Der Mindestlohn liegt derzeit in Polen bei 2250 Zloty brutto, also umgerechnet 1634 Zloty netto. Früher haben die Arbeitgeberverbände eine Erhöhung um 6,1% auf 2387 Zloty brutto vorgeschlagen. Der Vorschlag der Gewerkschaften lag wiederum bei 2520 Zloty brutto. Dieses Mal haben die Arbeitgeber die Erhöhung akzeptiert. Was bedeutet das alles? Das bedeutet, dass polnische Zeitarbeitskräfte jetzt umgerechnet 1.220 € pro Monat (netto) vor Steuern verdienen werden.
Zum Vergleich: Der am schlechtesten bezahlte deutsche Arbeitnehmer mit vollen Sozialleistungen verdient etwa 1.100 € pro Monat . Damit ist ein Zeit Arbeiter in Polen heute besser gestellt als ein deutscher Arbeitnehmer. Liegt das daran, dass die Polen so viel effizienter sind als wir deutschen? Nein, eigentlich nicht. In vielen Fällen ist ein Zeit Arbeiter sogar effizienter als ein deutscher Arbeitnehmer.
Aber es gibt noch einen anderen Faktor, der sich auf den Lohn eines Zeitarbeiters auswirkt, und der hat überhaupt nichts mit Effizienz zu tun. Er hat mit der Macht der Gewerkschaften zu tun. Die Gewerkschaften können über den Erfolg oder Misserfolg eines Arbeitgebers entscheiden. Wenn die Gewerkschaft genügend Einfluss hat, wird der Arbeitgeber keine andere Wahl haben, als den Arbeitnehmern einen angemessenen Lohn zu zahlen. Wenn die Gewerkschaft jedoch nicht genug Einfluss hat, bleibt dem Arbeitgeber nichts anderes übrig, als den Arbeitnehmern so wenig wie möglich zu zahlen.

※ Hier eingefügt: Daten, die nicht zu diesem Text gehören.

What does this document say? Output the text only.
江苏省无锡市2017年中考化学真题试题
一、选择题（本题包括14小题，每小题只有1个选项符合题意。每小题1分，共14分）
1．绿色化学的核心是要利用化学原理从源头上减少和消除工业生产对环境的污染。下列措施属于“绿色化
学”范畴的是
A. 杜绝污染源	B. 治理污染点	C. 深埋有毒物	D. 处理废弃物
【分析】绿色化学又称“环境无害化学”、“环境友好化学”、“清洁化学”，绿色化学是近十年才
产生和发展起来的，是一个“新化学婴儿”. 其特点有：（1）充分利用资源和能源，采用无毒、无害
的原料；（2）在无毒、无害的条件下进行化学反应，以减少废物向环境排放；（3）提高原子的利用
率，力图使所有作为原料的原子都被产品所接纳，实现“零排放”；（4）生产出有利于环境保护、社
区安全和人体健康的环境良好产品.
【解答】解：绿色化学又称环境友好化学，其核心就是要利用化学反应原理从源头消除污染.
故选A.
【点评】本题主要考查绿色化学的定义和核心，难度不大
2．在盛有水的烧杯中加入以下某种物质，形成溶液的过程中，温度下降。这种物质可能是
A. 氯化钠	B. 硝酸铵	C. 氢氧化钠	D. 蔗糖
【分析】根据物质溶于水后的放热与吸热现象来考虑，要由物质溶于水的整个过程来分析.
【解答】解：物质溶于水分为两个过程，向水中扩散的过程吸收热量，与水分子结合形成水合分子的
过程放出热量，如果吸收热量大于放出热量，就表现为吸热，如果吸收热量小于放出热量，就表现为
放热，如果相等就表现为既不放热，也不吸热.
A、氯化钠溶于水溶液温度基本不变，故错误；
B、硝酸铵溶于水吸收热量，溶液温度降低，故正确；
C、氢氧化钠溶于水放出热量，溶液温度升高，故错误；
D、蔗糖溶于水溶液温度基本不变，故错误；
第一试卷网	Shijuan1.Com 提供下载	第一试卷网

Werfen Sie einen Blick auf die Notlage der Zeitungsverleger. Die AP-Nachrichtenagenturen sind so mächtig, dass sie den Zeitungen die Bedingungen diktieren können, und deshalb müssen die Zeitungen das zahlen, was die AP-Nachrichtenagentur verlangt, wie bei anderen großen Arbeitgebern. Das Gleiche gilt für andere große Arbeitgeber wie Stahlunternehmen, Autofirmen, Ölgesellschaften usw. Gewerkschaften können über den Erfolg oder Misserfolg eines Arbeitgebers entscheiden.
Polen sind die zweitgrößte Migrantengruppe in Deutschland. Ohne sie stünde manche Branche im Land vor dem Aus – weil viele für wenig Geld arbeiten. Zur Zeit leben rund 750 000 Polen in Deutschland. Sie sind die zweitgrößte Migrantengruppe nach den Türken. Aber „im Schatten der Asylzuwanderung sind die in den letzten Jahren starken Wanderungsbewegungen aus Polen weniger eine Quelle der Erleichterung als vielmehr ein Problem, das von Politik und Öffentlichkeit so gut wie ignoriert wird“, sagt Joachim DePosada vom Deutschen Institut für Wirtschaftsforschung.
Schätzungen zufolge hatten nur 20 % der Polen, die 2015 nach Deutschland kamen, eine legale Aufenthaltsgenehmigung. Sie werden oft gezwungen, monatelang 16 Stunden am Tag zu arbeiten, ohne einen Tag frei zu haben. Viele dieser Menschen sind verzweifelt. Sie kommen nach Deutschland, weil es das beste Land zum Leben in Europa ist. Aber sobald sie hier sind, sitzen sie in der Falle.